# shark bite fitting



## Boston Bean (Aug 16, 2010)

Can you use shark bite fitting by code in MA. whats better pexs or shark bite to use.


----------



## Daniel Holzman (Mar 10, 2009)

Welcome to MA. In our great state, it is illegal so far as I understand to do your own plumbing, so in theory you can't use shark bites, PEX, copper or anything else. That said, if you are not too worried about pulling a permit and going legal, you can certainly use a shark bite. I prefer Wirsbo PEX put in with an expander tool, but I will admit I have used at least one shark bite when I ran out of PEX rings, and it worked fine.


----------



## Boston Bean (Aug 16, 2010)

Thanks I know it's illegal to do your own plumbing in MA but I was an apprentice plumber for 2 years (about 12 years ago) and I was at Home Depot and I saw the Pex system and the shark bite system. Just wondering which one was better and to see if it was up to code because it looks too easy.


----------



## Reddhead (Jul 3, 2010)

I'm kind of suspicious of Sharkbite fittings. If you don't have the PEX pipe lined up properly with the fitting it will leak. I used one to fix an outdoor faucet but I will be replacing it with a PEX fitting.


----------



## Boston Bean (Aug 16, 2010)

Reddhead said:


> I'm kind of suspicious of Sharkbite fittings. If you don't have the PEX pipe lined up properly with the fitting it will leak. I used one to fix an outdoor faucet but I will be replacing it with a PEX fitting.

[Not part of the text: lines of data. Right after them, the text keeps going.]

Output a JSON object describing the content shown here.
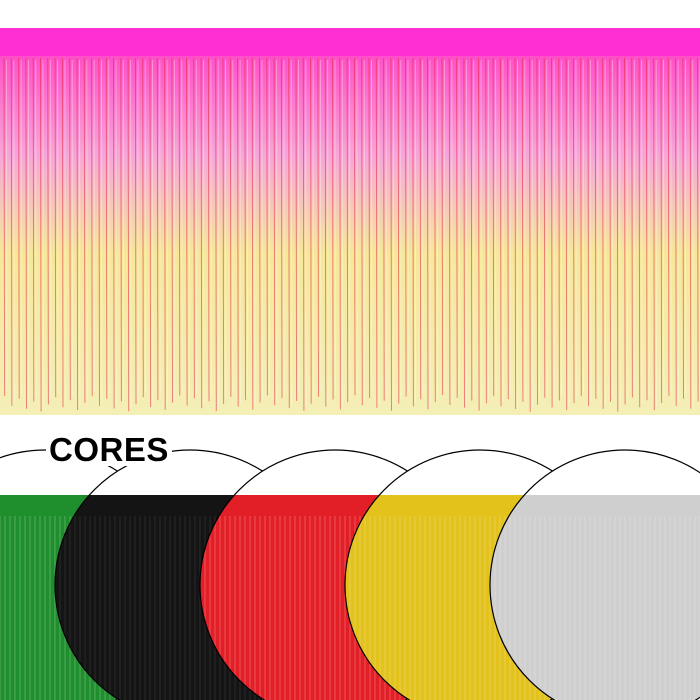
{
  "hero": {
    "header_color": "#ff2fd3",
    "fringe_colors": [
      "#ff4fc8",
      "#f7a6d8",
      "#f6e79a",
      "#f4efb6"
    ],
    "fringe_edge_color": "#e8263a"
  },
  "colors_section": {
    "label": "CORES",
    "swatches": [
      {
        "name": "green",
        "color": "#1f8f2e"
      },
      {
        "name": "black",
        "color": "#141414"
      },
      {
        "name": "red",
        "color": "#e21f26"
      },
      {
        "name": "gold",
        "color": "#e3c21c"
      },
      {
        "name": "silver",
        "color": "#cfcfcf"
      }
    ]
  }
}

What's the best clamp for pexs? they have two of them


----------



## Daniel Holzman (Mar 10, 2009)

There are several different systems for connecting PEX pipe. It seems each manufacturer has their own, the systems in general are not interchangeable. I use Wirsbo fittings, which include a PEX ring that is expanded using a special tool and then shrinks down over the PEX pipe and the fitting nub. Other systems use a copper or stainless ring. The sharkbite system uses an internal coupler. The Zurn system uses a crimper.

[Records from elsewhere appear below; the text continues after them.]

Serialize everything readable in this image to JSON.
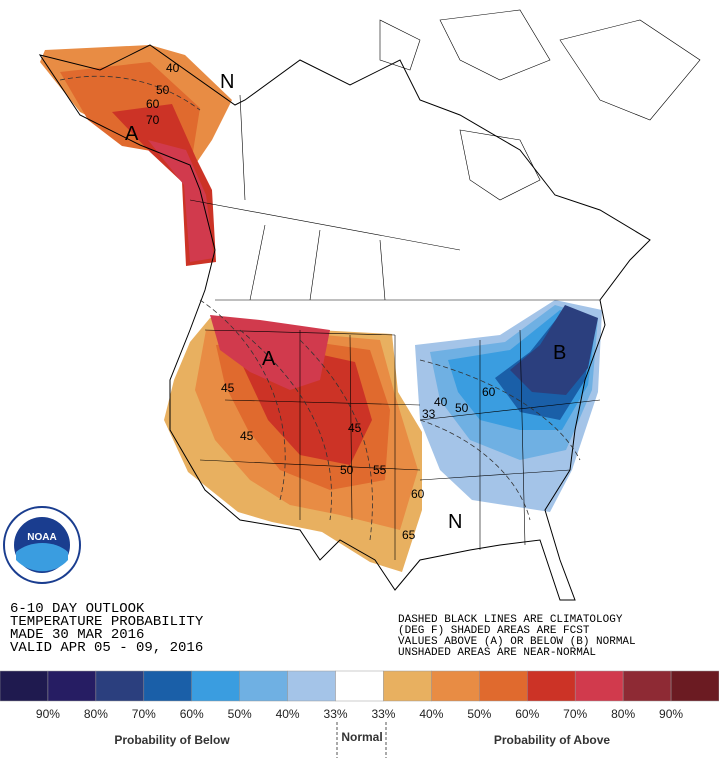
{
  "title": [
    "6-10 DAY OUTLOOK",
    "TEMPERATURE PROBABILITY",
    "MADE  30 MAR 2016",
    "VALID  APR 05 - 09, 2016"
  ],
  "notes": [
    "DASHED BLACK LINES ARE CLIMATOLOGY",
    "(DEG F) SHADED AREAS ARE FCST",
    "VALUES ABOVE (A) OR BELOW (B) NORMAL",
    "UNSHADED AREAS ARE NEAR-NORMAL"
  ],
  "logo": "NOAA",
  "map_labels": {
    "above_1": "A",
    "above_2": "A",
    "below_1": "B",
    "normal_1": "N",
    "normal_2": "N",
    "contours": [
      "40",
      "50",
      "60",
      "70",
      "33",
      "40",
      "50",
      "60",
      "45",
      "45",
      "45",
      "50",
      "55",
      "60",
      "65"
    ]
  },
  "legend": {
    "colors": [
      "#1f1a4f",
      "#261d63",
      "#2b3f7e",
      "#1a5fa8",
      "#3a9de0",
      "#6fb0e3",
      "#a4c4e8",
      "#ffffff",
      "#e8b060",
      "#e88c44",
      "#e06a2e",
      "#cc3326",
      "#d13a4d",
      "#8e2a34",
      "#6b1b22"
    ],
    "labels": [
      "90%",
      "80%",
      "70%",
      "60%",
      "50%",
      "40%",
      "33%",
      "33%",
      "40%",
      "50%",
      "60%",
      "70%",
      "80%",
      "90%"
    ],
    "below_caption": "Probability of Below",
    "normal_caption": "Normal",
    "above_caption": "Probability of Above"
  }
}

I would be leery of the Zurn system, check out the lawsuit they are fighting regarding failed brass connectors. I also am a bit skeptical about sharkbites, however as I said I used one successfully. I have had little trouble with Wirsbo, however the tool is a bit pricey at about $300. I stopped using brass fittings after the Zurn problem, not I use plastic only, which cannot be reused if you need to modify the system. In theory the brass fittings could be reused, in practice to get the PEX off the fitting you need to cut the PEX, which if you nick the brass and reuse the fitting, it will leak, so I never reuse fittings.


----------



## the_man (Aug 14, 2010)

I prefer uponor (wirsbo) or copper crimp rings, but for diy i normally recommend the stainless pinch rings. One tool to do multiple sizes, and you don't have to spend over 100 bucks per tool. just make sure they are completely pinched and not pinched at an angle :thumbsup:


----------